Law is the system of rules that a particular country or community recognizes as regulating the actions of its members. It encompasses a vast range of subjects, from crime and business agreements to family and employment issues. Oxford Reference provides comprehensive coverage of this broad discipline, with concise definitions and in-depth, specialist encyclopedic entries. The content is designed to support researchers at every level, from students to professionals.
Unlike empirical sciences, such as the laws of gravity or the equations of thermodynamics, law is normative rather than descriptive. The concept of a law in this sense refers to an undisputed statement about what people ought or should not do. Laws can be enacted to promote certain values, or protect certain rights or interests, but they are generally not defined in terms of the underlying causes and effects.
The law is a complex phenomenon, with many different aspects and varying degrees of influence on the social and economic structure of nations. While legal systems differ greatly between and within countries, they also share some features based on historically accepted justice ideals. Legal systems can be classified into groups or patterns, such as common law, civil law, and religious law.
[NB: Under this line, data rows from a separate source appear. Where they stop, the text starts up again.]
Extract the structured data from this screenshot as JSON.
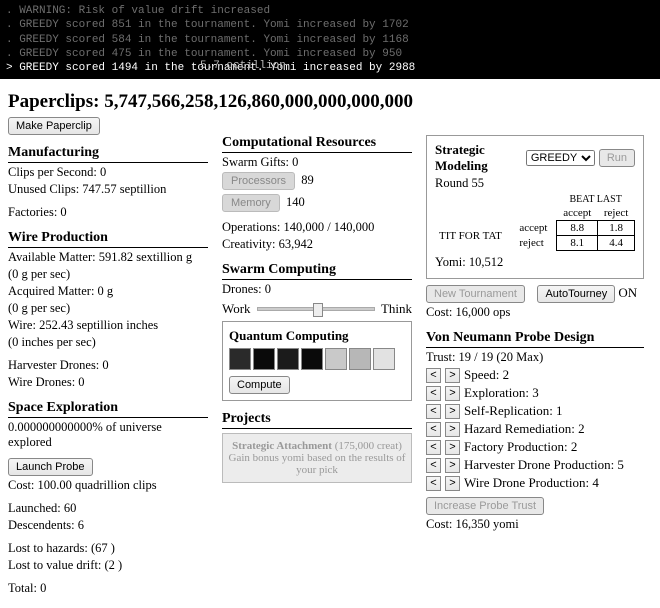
{
  "console": {
    "lines": [
      ". WARNING: Risk of value drift increased",
      ". GREEDY scored 851 in the tournament. Yomi increased by 1702",
      ". GREEDY scored 584 in the tournament. Yomi increased by 1168",
      ". GREEDY scored 475 in the tournament. Yomi increased by 950"
    ],
    "last": "> GREEDY scored 1494 in the tournament. Yomi increased by 2988",
    "ghost": "5.7 octillion"
  },
  "title_label": "Paperclips:",
  "title_value": "5,747,566,258,126,860,000,000,000,000",
  "make_paperclip": "Make Paperclip",
  "manufacturing": {
    "title": "Manufacturing",
    "cps": "Clips per Second: 0",
    "unused": "Unused Clips: 747.57 septillion",
    "factories": "Factories: 0"
  },
  "wire": {
    "title": "Wire Production",
    "avail": "Available Matter: 591.82 sextillion g",
    "avail_rate": "(0 g per sec)",
    "acq": "Acquired Matter: 0 g",
    "acq_rate": "(0 g per sec)",
    "wire": "Wire: 252.43 septillion inches",
    "wire_rate": "(0 inches per sec)",
    "harv": "Harvester Drones: 0",
    "wired": "Wire Drones: 0"
  },
  "space": {
    "title": "Space Exploration",
    "explored": "0.000000000000% of universe explored",
    "launch": "Launch Probe",
    "cost": "Cost: 100.00 quadrillion clips",
    "launched": "Launched: 60",
    "desc": "Descendents: 6",
    "haz": "Lost to hazards: (67 )",
    "drift": "Lost to value drift: (2 )",
    "total": "Total: 0"
  },
  "comp": {
    "title": "Computational Resources",
    "swarm": "Swarm Gifts: 0",
    "proc_label": "Processors",
    "proc_val": "89",
    "mem_label": "Memory",
    "mem_val": "140",
    "ops": "Operations: 140,000 / 140,000",
    "creat": "Creativity: 63,942"
  },
  "swarm": {
    "title": "Swarm Computing",
    "drones": "Drones: 0",
    "work": "Work",
    "think": "Think"
  },
  "quantum": {
    "title": "Quantum Computing",
    "compute": "Compute"
  },
  "projects": {
    "title": "Projects",
    "name": "Strategic Attachment",
    "cost": "(175,000 creat)",
    "desc": "Gain bonus yomi based on the results of your pick"
  },
  "strat": {
    "title": "Strategic Modeling",
    "selected": "GREEDY",
    "run": "Run",
    "round": "Round 55",
    "beat": "BEAT LAST",
    "accept": "accept",
    "reject": "reject",
    "rowlabel": "TIT FOR TAT",
    "cells": [
      "8.8",
      "1.8",
      "8.1",
      "4.4"
    ],
    "yomi": "Yomi: 10,512",
    "newt": "New Tournament",
    "auto": "AutoTourney",
    "on": "ON",
    "cost": "Cost: 16,000 ops"
  },
  "vnp": {
    "title": "Von Neumann Probe Design",
    "trust": "Trust: 19 / 19 (20 Max)",
    "rows": [
      {
        "label": "Speed: 2"
      },
      {
        "label": "Exploration: 3"
      },
      {
        "label": "Self-Replication: 1"
      },
      {
        "label": "Hazard Remediation: 2"
      },
      {
        "label": "Factory Production: 2"
      },
      {
        "label": "Harvester Drone Production: 5"
      },
      {
        "label": "Wire Drone Production: 4"
      }
    ],
    "inc": "Increase Probe Trust",
    "cost": "Cost: 16,350 yomi"
  },
  "chip_colors": [
    "#2a2a2a",
    "#0a0a0a",
    "#1b1b1b",
    "#0a0a0a",
    "#c9c9c9",
    "#b7b7b7",
    "#e2e2e2"
  ]
}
There are four principal purposes of the law: establishing standards, maintaining order, resolving disputes, and protecting liberties and rights. Some legal systems may serve one or more of these goals more effectively than others. For example, an authoritarian regime may keep the peace and maintain the status quo, but it might also oppress minorities or political opponents.
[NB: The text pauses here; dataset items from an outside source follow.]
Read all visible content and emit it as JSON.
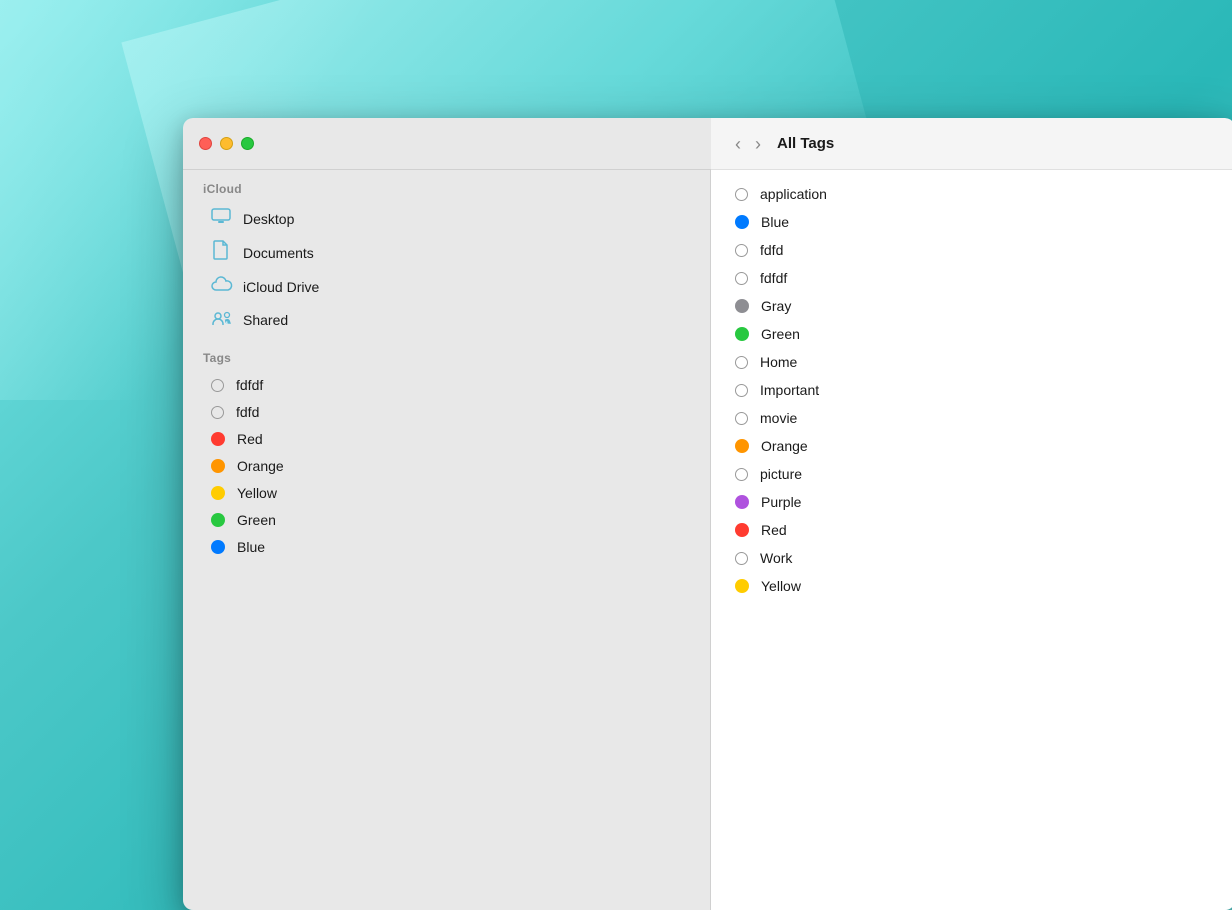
{
  "window": {
    "title": "All Tags",
    "traffic_lights": {
      "close": "close",
      "minimize": "minimize",
      "maximize": "maximize"
    }
  },
  "sidebar": {
    "icloud_label": "iCloud",
    "locations": [
      {
        "id": "desktop",
        "label": "Desktop",
        "icon": "desktop"
      },
      {
        "id": "documents",
        "label": "Documents",
        "icon": "doc"
      },
      {
        "id": "icloud-drive",
        "label": "iCloud Drive",
        "icon": "cloud"
      },
      {
        "id": "shared",
        "label": "Shared",
        "icon": "folder-badge"
      }
    ],
    "tags_label": "Tags",
    "tags": [
      {
        "id": "fdfdf",
        "label": "fdfdf",
        "color": null
      },
      {
        "id": "fdfd",
        "label": "fdfd",
        "color": null
      },
      {
        "id": "red",
        "label": "Red",
        "color": "#ff3b30"
      },
      {
        "id": "orange",
        "label": "Orange",
        "color": "#ff9500"
      },
      {
        "id": "yellow",
        "label": "Yellow",
        "color": "#ffcc00"
      },
      {
        "id": "green",
        "label": "Green",
        "color": "#28c840"
      },
      {
        "id": "blue",
        "label": "Blue",
        "color": "#007aff"
      }
    ]
  },
  "main": {
    "tags": [
      {
        "id": "application",
        "label": "application",
        "color": null
      },
      {
        "id": "blue",
        "label": "Blue",
        "color": "#007aff"
      },
      {
        "id": "fdfd",
        "label": "fdfd",
        "color": null
      },
      {
        "id": "fdfdf",
        "label": "fdfdf",
        "color": null
      },
      {
        "id": "gray",
        "label": "Gray",
        "color": "#8e8e93"
      },
      {
        "id": "green",
        "label": "Green",
        "color": "#28c840"
      },
      {
        "id": "home",
        "label": "Home",
        "color": null
      },
      {
        "id": "important",
        "label": "Important",
        "color": null
      },
      {
        "id": "movie",
        "label": "movie",
        "color": null
      },
      {
        "id": "orange",
        "label": "Orange",
        "color": "#ff9500"
      },
      {
        "id": "picture",
        "label": "picture",
        "color": null
      },
      {
        "id": "purple",
        "label": "Purple",
        "color": "#af52de"
      },
      {
        "id": "red",
        "label": "Red",
        "color": "#ff3b30"
      },
      {
        "id": "work",
        "label": "Work",
        "color": null
      },
      {
        "id": "yellow",
        "label": "Yellow",
        "color": "#ffcc00"
      }
    ]
  },
  "nav": {
    "back_label": "‹",
    "forward_label": "›"
  }
}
Most of the time, a law is a rule established by a government that its citizens must follow. For instance, it is against the law to steal, so if you are caught breaking this rule, you could face punishment such as jail time. Other laws are intended to protect individual rights and interests, such as copyright protection or privacy protection. Some of these laws are based on principles of social justice, such as fairness and equality, while others are aimed at specific groups or individuals, such as immigrants or women.
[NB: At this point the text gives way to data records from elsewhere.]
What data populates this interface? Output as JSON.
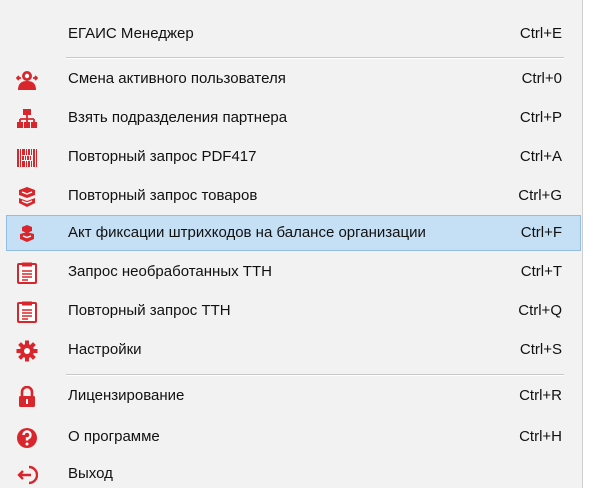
{
  "menu": {
    "items": [
      {
        "label": "ЕГАИС Менеджер",
        "shortcut": "Ctrl+E",
        "icon": "none"
      },
      {
        "label": "Смена активного пользователя",
        "shortcut": "Ctrl+0",
        "icon": "user-switch-icon"
      },
      {
        "label": "Взять подразделения партнера",
        "shortcut": "Ctrl+P",
        "icon": "org-structure-icon"
      },
      {
        "label": "Повторный запрос PDF417",
        "shortcut": "Ctrl+A",
        "icon": "barcode-icon"
      },
      {
        "label": "Повторный запрос товаров",
        "shortcut": "Ctrl+G",
        "icon": "goods-request-icon"
      },
      {
        "label": "Акт фиксации штрихкодов на балансе организации",
        "shortcut": "Ctrl+F",
        "icon": "barcode-balance-icon",
        "selected": true
      },
      {
        "label": "Запрос необработанных ТТН",
        "shortcut": "Ctrl+T",
        "icon": "document-icon"
      },
      {
        "label": "Повторный запрос ТТН",
        "shortcut": "Ctrl+Q",
        "icon": "document-icon"
      },
      {
        "label": "Настройки",
        "shortcut": "Ctrl+S",
        "icon": "gear-icon"
      },
      {
        "label": "Лицензирование",
        "shortcut": "Ctrl+R",
        "icon": "lock-icon"
      },
      {
        "label": "О программе",
        "shortcut": "Ctrl+H",
        "icon": "help-icon"
      },
      {
        "label": "Выход",
        "shortcut": "",
        "icon": "exit-icon"
      }
    ]
  },
  "colors": {
    "icon_red": "#d9262c",
    "highlight": "#c5dff5",
    "highlight_border": "#93bde3"
  }
}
The law can cover a wide range of subjects, from labour law to tax law and even space law. The law is also used to regulate utilities and services, such as electricity, gas, water, or communications. Laws about these services usually involve a tripartite industrial relationship between employer, worker and trade union, and may include collective bargaining regulation or the right to strike. Criminal and civil procedure laws govern how trials and hearings are conducted, ensuring that citizens have access to a fair and impartial justice system. The law can also relate to evidence, such as which materials are admissible in court cases. There is also a body of law that governs the practices of the legal profession, which must be regulated to ensure that lawyers are competent and ethical. This includes the ability to pass a bar examination, the qualifications required to become a lawyer, and the procedures by which they are trained and constituted in office.